By Bob Weaver

PROMISE Scholars, you can take a deep breath.

You can go back to college now, at least for another year.

The West Virginia State Legislature has come up with enough money to fully fund PROMISE, though the future is unclear.

After the program ran short on money, things looked bleak after House Finance Chairman Harold Michael (pictured left) expressed his concern for the scholarships which help WV kids get a college education.

Michael said "We had said two years ago that $25 million was the magic number. We wanted to build the program to live within that figure."

Hold those magic millions!

Last year, Del. Michael (D-Hardy) got a giant share of $172 million higher education money for his own Hardy County and diverted $10 million back home from the Governor's Contingency Fund.

Del. Michael is the legislator that has funneled millions of extra education dollars to his home county "without regret," and dipped into the Budget Digest and Governor's Contingency Fund to help out his bowling alley for $16,000, a cemetery for $108,000, the Hardy County Rod and Gun Club (where he belongs) for $25,000, a $30,000 meat smoker for the high school, $75,000 for a playground, cheerleader uniforms, etc. etc. etc.

They put up plaques and name community buildings after him. House Speaker Bob Kiss says just like Senator Bob Byrd, Michael brings home the bacon.

King Michael's name appears on Circleville Community Center (Hur Herald Photo)

The Harold K. Michaels Community Center in Circleville rests behind one of the state's most beautiful school buildings, Circleville High School, now closed after a bitter battle over long distance bus rides.

Thomas Ramey of Challenge WV, asks "But what about the rest of us? Del. Michael is our Finance Chairman too. Whatever happened to a fairness?"

Michael is well-supported in the legislator as being legal and ethical, but one should ask citizens of Doddridge County who received $11 per person of contingency money compared with Hardy's $528 per person.

Chairman Kiss said has earned the "right," serving over 16 years in the house, defending Michael's "drunken sailor money." But then, Kiss defended Del. Jerry Mezzatesta too.

Michael, according to the Charleston newspapers, has his own $8 million dollar education fund, maybe two of them, that he alone can sprinkle cash. State Superintendent of Schools Dave Stewart said he didn't have an idea about Michael's education fund.

Meanwhile, Lisa DeFrank-Cole, the Executive Director of the PROMISE Scholarship program, says the Governor and Legislature came through for them at the last minute.

The program needed at least $37-million to pay for what they've promised four classes of WV students, and was a few million short.

Maybe, Michael could give PROMISE scholars discount certificates to attend the Eastern Community College he started in Hardy County with $2 million from the Budget Digest. They need students.

Eastern WV Community College in Moorefield needs students (Hur Herald Photo)

The new college, which now has taxpayer investment of millions of dollars, was launched during the same period the legislature was lamenting about having too many colleges, and wanting to close some of them down.

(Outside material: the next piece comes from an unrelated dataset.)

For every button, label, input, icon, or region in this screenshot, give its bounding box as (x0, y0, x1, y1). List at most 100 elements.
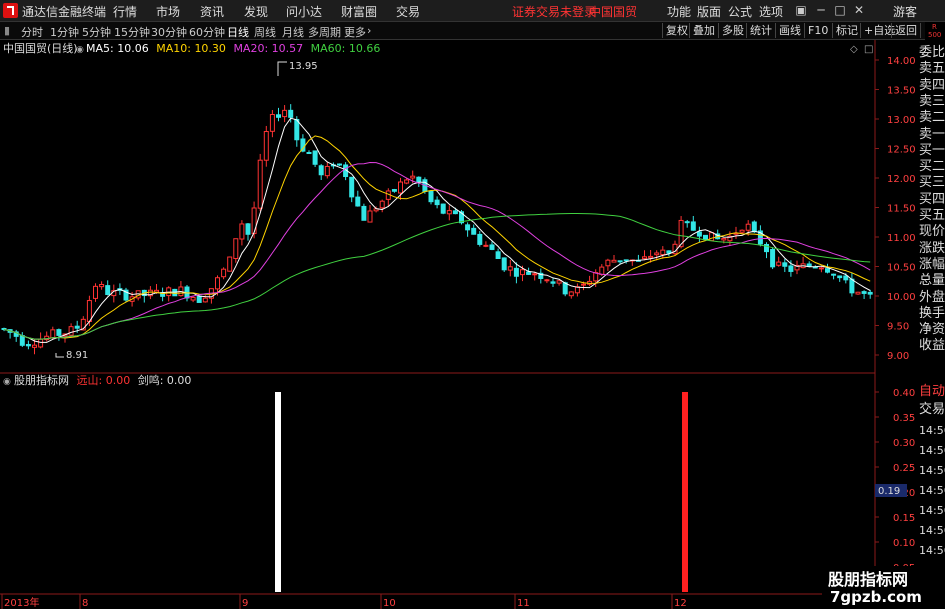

So now, at the Mouth of the Elk, we have "King Michael" replacing "Mezz Money."

It was pretty tense last week in the legislature, with the latest group of high school seniors yet to receive the word about their scholarships.

DeFrank-Cole says they couldn't make promises to future college students until they were sure they'd taken care of current recipients.

Governor Joe Manchin has already called for a full review of the PROMISE scholarship process.

Maybe he should call for a full review of King Michael.

Michael scrapped the well-supported no cost busing bill, which would have ended future long bus rides in WV, effectively slowing down wholesale school consolidation.

Thousands of WV students are being forced to ride school buses over the state's guidelines, many between one and one-half hours a day - one way.